During my visit to a school in Liquiça, I spoke to Adelina Mendonça, who started teaching in 2000.

“There were lots of problems such as no proper school buildings, no tables, no chairs, no books. In 2002, things began to improve as the government and international organizations started to pay attention to schools. In 2009 the World Bank supported new learning tools and materials. The learning materials help us teachers a lot. I find it easier to teach the children and they are keen to come to school. They all look happy and feel like they are coming to school to have fun through all the games and the singing. At the same time it helps them understand maths, reading and writing.”

Assessing students’ basic mathematic skills to measure current progress and plan future learning outcomes.

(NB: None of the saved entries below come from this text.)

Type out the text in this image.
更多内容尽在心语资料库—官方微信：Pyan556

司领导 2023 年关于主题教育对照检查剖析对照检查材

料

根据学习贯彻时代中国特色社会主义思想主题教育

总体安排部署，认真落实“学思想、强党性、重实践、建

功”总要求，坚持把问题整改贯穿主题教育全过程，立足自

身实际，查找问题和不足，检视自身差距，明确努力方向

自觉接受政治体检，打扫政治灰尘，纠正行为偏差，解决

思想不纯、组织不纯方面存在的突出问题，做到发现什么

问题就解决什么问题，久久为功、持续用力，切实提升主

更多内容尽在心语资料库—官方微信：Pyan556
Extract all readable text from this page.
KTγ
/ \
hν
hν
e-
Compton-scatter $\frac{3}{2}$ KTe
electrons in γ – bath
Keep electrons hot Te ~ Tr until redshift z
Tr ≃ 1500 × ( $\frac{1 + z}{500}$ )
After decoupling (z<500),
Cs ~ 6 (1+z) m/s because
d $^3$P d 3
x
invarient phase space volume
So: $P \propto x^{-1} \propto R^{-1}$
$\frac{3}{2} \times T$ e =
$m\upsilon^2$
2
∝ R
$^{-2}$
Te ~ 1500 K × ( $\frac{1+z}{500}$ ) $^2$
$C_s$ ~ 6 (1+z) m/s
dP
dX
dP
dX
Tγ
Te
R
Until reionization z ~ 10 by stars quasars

One critical way of both measuring the effectiveness of these learning materials and ensuring that education is helping the children of Timor-Leste build such skills is through the Early Grade Reading and Mathematics Assessments (EGRA and EGMA). Timor-Leste is the first country in the East Asia Pacific to undertake EGMA, a breakthrough diagnostic of numeracy as a basis to improve learning outcomes. 

For two and a half weeks in July, seven teams of four assessors talked to nearly 1,300 children in 68 schools, travelling between central and very remote parts of the country to see how well children in Timor-Leste are able to count and perform basic sums. Once the results are in, EGMA will assist the Ministry of Education in measuring progress in the quality of learning in schools and tailoring teacher training to maximize learning.

Education is one of the most powerful drivers of development and it is also an equalizer, an important step in helping break the cycle of poverty between generations. In Timor-Leste, one of the pillars of the World Bank’s engagement is to support the government in providing more inclusive development. This is why the Bank is working to make sure that education counts for all children, especially in remote areas and including girls, to help overcome poverty and allow them to gain from the increased opportunities that an education can provide. The importance of sustaining this is vital. Education for the new generation in Timor-Leste will be the basis of positive change, as the country looks to build a sustainable future that benefits all.